The Aldrich Contemporary Art Museum in Ridgefield, Connecticut, will present Elizabeth Englander’s first solo museum exhibit, “Eminem Buddhism, Volume 3,” from April 7 to Oct. 20. The exhibition will be accompanied by the artist’s first museum publication.
Nutcrackers, toys, outgrown children’s furniture, and other discarded wooden tchotchkes are the material basis of Englander’s sculptures of gods, goddesses and saints from the pantheons of Jainism, Hinduism and Buddhism. Taking artifacts from consumer culture —paradoxically loaded with memory and nostalgia, but endemically disposable — she reassigns the fragments new anatomical significance and joins them into abstracted bodies that capture identifying attributes of the deities they represent. Englander writes: “I like to imagine that by dismembering them, I free them from some of this karma. Refashioned into spacious, divine bodies, the resulting personal icons are indices of my dialogue with the dharma.”
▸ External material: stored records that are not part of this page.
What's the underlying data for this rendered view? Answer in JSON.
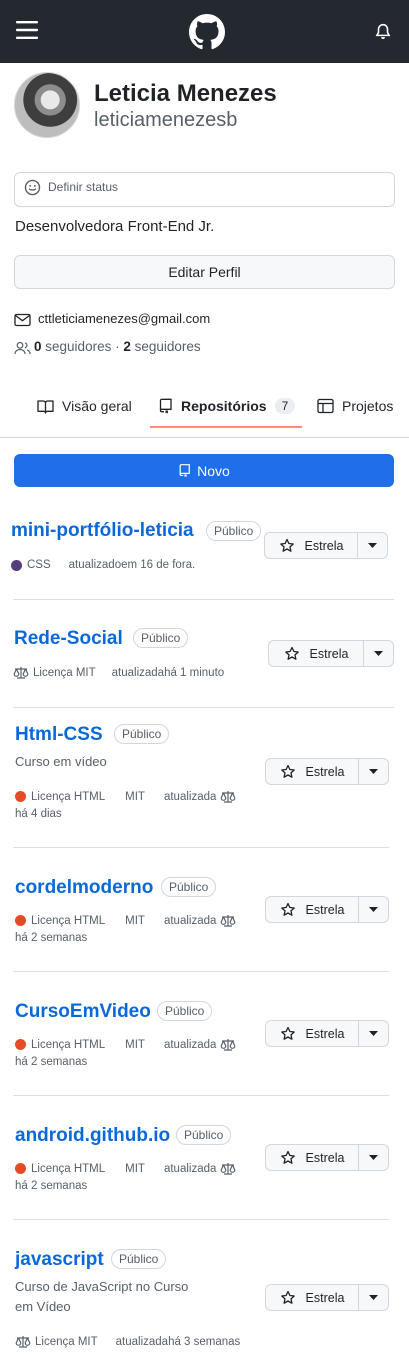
{
  "header": {
    "menu_icon": "hamburger-icon",
    "logo_icon": "github-logo-icon",
    "bell_icon": "bell-icon"
  },
  "profile": {
    "display_name": "Leticia Menezes",
    "username": "leticiamenezesb",
    "status_placeholder": "Definir status",
    "bio": "Desenvolvedora Front-End Jr.",
    "edit_button": "Editar Perfil",
    "email": "cttleticiamenezes@gmail.com",
    "followers_count": "0",
    "followers_label": "seguidores",
    "separator": "·",
    "following_count": "2",
    "following_label": "seguidores"
  },
  "tabs": [
    {
      "label": "Visão geral",
      "icon": "book-icon"
    },
    {
      "label": "Repositórios",
      "icon": "repo-icon",
      "count": "7"
    },
    {
      "label": "Projetos",
      "icon": "table-icon"
    }
  ],
  "new_button": "Novo",
  "star_label": "Estrela",
  "colors": {
    "header_bg": "#24292f",
    "link": "#0969da",
    "primary": "#1f6feb",
    "html_lang": "#e34c26",
    "css_lang": "#563d7c",
    "tab_underline": "#fd8c73"
  },
  "repos": [
    {
      "name": "mini-portfólio-leticia",
      "visibility": "Público",
      "language": "CSS",
      "updated": "atualizadoem 16 de fora."
    },
    {
      "name": "Rede-Social",
      "visibility": "Público",
      "license": "Licença MIT",
      "updated": "atualizadahá 1 minuto"
    },
    {
      "name": "Html-CSS",
      "visibility": "Público",
      "description": "Curso em vídeo",
      "language": "Licença HTML",
      "license": "MIT",
      "updated": "atualizada",
      "updated_when": "há 4 dias"
    },
    {
      "name": "cordelmoderno",
      "visibility": "Público",
      "language": "Licença HTML",
      "license": "MIT",
      "updated": "atualizada",
      "updated_when": "há 2 semanas"
    },
    {
      "name": "CursoEmVideo",
      "visibility": "Público",
      "language": "Licença HTML",
      "license": "MIT",
      "updated": "atualizada",
      "updated_when": "há 2 semanas"
    },
    {
      "name": "android.github.io",
      "visibility": "Público",
      "language": "Licença HTML",
      "license": "MIT",
      "updated": "atualizada",
      "updated_when": "há 2 semanas"
    },
    {
      "name": "javascript",
      "visibility": "Público",
      "description_line1": "Curso de JavaScript no Curso",
      "description_line2": "em Vídeo",
      "license": "Licença MIT",
      "updated": "atualizadahá 3 semanas"
    }
  ]
}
The iconography is drawn from Englander’s study of Asian religious art, specifically the history of statuary icons that began in the second century BCE in India. From this iconography certain sacred forms emerge as the protagonists in her sculptures.
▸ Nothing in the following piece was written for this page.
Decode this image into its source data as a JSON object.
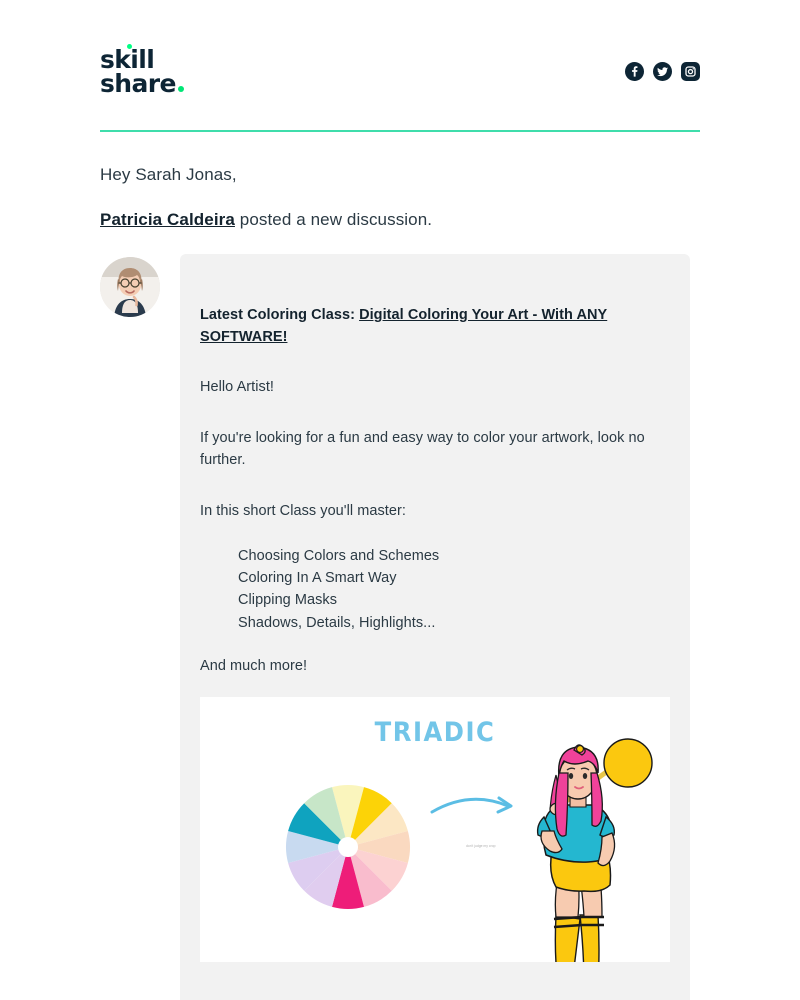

The title of the exhibition series is taken from stories written by the artist’s brother when they were children that chronicles the spiritual conversion of the rapper Eminem under the guidance of Buddha.
The artist’s first museum publication will accompany the exhibition, featuring an essay by the curator, Eduardo Andres Alfonso, Associate Curator.
Englander lives and works in New York City. She received her BFA from The Rhode Island School of Design in 2011 and her MFA from Hunter College in 2019.